A novel architecture for 3D point cloud classification that combines five independently published research ideas into a single pipeline. No existing paper combines all five. That gap is the contribution.
Grounded in: Rao et al., DynamicViT, NeurIPS 2021 (arXiv: 2106.02034)
DynamicViT prunes image tokens using attention scores. This work replaces that signal with motif participation and evidential uncertainty — adapting the pruning paradigm from 2D images to 3D point cloud graphs.
Grounded in: Bodnar et al., CW Networks, NeurIPS 2021 (arXiv: 2106.12575)

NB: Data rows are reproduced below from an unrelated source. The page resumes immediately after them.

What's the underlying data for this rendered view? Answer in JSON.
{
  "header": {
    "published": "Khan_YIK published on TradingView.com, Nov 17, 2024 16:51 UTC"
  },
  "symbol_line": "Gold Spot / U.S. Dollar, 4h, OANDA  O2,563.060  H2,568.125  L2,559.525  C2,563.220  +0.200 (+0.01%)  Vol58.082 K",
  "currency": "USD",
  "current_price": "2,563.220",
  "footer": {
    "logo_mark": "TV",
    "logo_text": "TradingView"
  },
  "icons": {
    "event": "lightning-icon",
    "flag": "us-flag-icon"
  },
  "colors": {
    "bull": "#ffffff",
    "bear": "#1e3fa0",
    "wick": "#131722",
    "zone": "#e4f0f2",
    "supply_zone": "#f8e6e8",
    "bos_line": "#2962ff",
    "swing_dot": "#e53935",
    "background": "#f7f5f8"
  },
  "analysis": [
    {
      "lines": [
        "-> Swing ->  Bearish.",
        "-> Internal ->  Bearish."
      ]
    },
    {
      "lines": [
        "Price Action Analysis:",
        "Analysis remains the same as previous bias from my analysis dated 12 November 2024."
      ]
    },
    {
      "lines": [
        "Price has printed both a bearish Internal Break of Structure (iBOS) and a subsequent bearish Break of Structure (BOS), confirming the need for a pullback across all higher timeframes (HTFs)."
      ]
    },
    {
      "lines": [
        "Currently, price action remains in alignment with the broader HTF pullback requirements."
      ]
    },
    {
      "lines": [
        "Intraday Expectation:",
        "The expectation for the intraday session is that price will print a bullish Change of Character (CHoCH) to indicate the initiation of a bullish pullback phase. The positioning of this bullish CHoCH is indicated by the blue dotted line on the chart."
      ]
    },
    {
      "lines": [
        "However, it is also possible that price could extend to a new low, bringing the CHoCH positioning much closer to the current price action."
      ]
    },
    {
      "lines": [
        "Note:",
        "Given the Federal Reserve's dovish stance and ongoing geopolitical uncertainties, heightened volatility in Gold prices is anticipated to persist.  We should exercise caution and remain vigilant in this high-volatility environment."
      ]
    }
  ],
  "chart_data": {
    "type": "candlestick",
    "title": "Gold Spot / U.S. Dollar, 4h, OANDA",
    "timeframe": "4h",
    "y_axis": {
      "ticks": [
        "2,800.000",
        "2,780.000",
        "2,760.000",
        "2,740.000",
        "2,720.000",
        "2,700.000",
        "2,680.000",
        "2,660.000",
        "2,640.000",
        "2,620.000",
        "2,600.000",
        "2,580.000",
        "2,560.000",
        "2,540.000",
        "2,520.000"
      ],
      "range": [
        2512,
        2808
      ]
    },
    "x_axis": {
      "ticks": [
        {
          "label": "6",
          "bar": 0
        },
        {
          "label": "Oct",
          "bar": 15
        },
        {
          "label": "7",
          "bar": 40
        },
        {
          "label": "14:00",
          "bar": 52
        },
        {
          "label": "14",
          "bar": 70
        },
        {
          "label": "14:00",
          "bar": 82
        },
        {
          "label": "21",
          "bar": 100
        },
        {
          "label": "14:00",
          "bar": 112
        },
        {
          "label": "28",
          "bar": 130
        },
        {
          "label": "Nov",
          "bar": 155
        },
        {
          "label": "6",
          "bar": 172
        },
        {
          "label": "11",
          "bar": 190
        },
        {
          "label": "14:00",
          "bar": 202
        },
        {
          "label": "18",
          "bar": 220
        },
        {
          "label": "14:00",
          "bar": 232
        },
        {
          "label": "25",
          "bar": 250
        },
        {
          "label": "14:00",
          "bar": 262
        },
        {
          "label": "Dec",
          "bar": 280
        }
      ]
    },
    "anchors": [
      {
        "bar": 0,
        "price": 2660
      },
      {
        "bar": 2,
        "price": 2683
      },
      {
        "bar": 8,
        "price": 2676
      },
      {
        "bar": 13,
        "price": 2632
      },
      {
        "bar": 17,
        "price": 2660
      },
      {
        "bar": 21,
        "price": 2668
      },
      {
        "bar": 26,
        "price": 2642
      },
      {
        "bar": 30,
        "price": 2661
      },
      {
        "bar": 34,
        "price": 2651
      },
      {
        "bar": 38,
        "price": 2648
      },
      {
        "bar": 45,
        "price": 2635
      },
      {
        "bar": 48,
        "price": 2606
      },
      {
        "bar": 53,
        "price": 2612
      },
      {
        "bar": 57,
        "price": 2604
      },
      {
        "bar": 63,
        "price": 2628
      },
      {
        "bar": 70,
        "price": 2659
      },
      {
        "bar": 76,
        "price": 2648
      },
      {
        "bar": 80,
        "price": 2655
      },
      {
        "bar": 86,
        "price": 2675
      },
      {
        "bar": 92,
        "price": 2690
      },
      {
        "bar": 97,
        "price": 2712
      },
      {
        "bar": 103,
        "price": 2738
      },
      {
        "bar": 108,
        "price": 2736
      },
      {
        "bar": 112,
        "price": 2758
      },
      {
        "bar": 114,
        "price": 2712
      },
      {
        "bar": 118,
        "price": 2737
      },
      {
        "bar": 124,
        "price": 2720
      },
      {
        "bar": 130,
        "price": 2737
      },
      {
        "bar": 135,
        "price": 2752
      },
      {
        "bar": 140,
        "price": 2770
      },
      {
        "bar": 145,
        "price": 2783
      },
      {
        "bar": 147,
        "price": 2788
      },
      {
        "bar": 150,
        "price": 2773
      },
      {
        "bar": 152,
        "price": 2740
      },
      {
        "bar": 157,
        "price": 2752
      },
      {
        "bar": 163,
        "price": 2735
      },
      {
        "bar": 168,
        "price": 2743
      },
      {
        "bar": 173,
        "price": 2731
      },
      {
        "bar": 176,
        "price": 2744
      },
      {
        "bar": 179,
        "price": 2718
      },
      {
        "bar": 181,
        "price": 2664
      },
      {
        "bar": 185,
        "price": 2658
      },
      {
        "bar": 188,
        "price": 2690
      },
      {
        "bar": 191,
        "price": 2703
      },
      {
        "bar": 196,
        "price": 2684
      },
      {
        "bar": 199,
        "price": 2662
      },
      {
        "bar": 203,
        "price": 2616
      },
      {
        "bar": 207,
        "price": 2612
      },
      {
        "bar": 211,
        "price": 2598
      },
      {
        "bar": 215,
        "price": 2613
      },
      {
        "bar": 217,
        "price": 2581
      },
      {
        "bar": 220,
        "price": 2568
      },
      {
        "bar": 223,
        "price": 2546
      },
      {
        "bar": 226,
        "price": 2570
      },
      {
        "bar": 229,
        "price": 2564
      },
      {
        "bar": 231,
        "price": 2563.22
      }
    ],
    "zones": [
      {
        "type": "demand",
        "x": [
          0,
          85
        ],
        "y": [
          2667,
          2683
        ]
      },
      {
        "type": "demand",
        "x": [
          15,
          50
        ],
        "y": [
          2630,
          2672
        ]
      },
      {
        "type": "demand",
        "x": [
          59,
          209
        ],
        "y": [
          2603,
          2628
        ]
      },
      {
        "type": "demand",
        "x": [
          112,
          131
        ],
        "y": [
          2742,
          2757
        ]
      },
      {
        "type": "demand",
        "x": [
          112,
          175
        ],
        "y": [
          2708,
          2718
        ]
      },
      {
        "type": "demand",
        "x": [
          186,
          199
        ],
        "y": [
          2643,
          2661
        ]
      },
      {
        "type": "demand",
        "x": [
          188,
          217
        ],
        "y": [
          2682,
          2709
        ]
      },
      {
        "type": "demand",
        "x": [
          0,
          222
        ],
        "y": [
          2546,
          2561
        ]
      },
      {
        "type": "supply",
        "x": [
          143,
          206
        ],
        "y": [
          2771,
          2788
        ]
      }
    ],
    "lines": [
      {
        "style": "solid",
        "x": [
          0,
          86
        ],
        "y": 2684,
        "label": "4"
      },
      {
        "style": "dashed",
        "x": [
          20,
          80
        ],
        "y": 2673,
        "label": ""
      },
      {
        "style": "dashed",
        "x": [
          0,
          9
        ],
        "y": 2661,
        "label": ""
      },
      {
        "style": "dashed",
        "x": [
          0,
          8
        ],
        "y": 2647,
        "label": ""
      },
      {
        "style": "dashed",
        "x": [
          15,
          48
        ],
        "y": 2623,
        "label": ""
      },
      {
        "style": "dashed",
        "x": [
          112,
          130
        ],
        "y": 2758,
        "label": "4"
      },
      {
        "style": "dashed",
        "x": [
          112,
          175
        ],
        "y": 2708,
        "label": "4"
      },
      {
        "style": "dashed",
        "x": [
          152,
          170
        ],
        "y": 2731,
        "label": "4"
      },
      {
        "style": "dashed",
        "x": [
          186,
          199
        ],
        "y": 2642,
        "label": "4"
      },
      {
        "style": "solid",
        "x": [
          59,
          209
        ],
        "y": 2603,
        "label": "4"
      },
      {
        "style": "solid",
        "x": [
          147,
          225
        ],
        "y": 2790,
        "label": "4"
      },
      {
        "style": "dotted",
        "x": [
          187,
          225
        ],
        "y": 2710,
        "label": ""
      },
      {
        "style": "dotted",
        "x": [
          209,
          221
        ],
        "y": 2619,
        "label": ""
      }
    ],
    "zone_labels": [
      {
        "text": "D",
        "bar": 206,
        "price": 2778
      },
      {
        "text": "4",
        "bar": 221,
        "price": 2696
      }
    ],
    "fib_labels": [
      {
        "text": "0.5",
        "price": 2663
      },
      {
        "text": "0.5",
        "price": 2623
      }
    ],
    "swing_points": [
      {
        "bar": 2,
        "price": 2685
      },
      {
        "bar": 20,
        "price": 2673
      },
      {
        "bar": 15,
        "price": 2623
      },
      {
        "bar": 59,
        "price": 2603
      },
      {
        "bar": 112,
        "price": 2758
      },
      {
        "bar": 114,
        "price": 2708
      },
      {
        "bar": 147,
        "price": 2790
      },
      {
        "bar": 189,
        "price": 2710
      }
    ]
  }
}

CWN uses higher-order structures (triangles, rings) to increase GNN expressivity on full graphs. Here, motif participation scores are repurposed as a node selection criterion — nodes low in structural significance are pruned rather than retained with extra weight.
Grounded in: Sensoy et al., Evidential Deep Learning, NeurIPS 2018 (arXiv: 1806.01768)
EDL fits a Dirichlet distribution over class probabilities in a single forward pass. Epistemic uncertainty per node (u = K / S) measures how little evidence the network has for any class. High uncertainty = uninformative node = pruning candidate.
Grounded in: Han et al., Vision GNN, NeurIPS 2022 (arXiv: 2206.00272)
ViG treats images as graphs and processes them with alternating Grapher and FFN blocks. This work applies ViG to 3D point cloud graphs — the first such application — operating on the motif-pruned subgraph rather than the full 1024-node input.
Grounded in: Anderson, A Spreading Activation Theory of Memory, JVLB 1983 + Gasteiger et al., APPNP, ICLR 2019 (arXiv: 1810.05997)
Anderson's cognitive model describes activation propagating through associative networks weighted by link strength. APPNP implements this computationally via personalized PageRank. Here, edge weights are set by motif co-participation — activation spreads preferentially through structurally significant pathways.
| Model | Paper | What It Does |
|---|---|---|
| PointNet++ | Qi et al., NeurIPS 2017 | Hierarchical point set learning, full input |
| DGCNN | Wang et al., ACM TOG 2019 | Dynamic KNN graphs on full point cloud |
| ViG | Han et al., NeurIPS 2022 | Graph backbone on full node set |
This work targets comparable accuracy to the above at significantly reduced node count and FLOPs.
Dataset: ModelNet40 — 40-class 3D shape classification, 1024 points per cloud.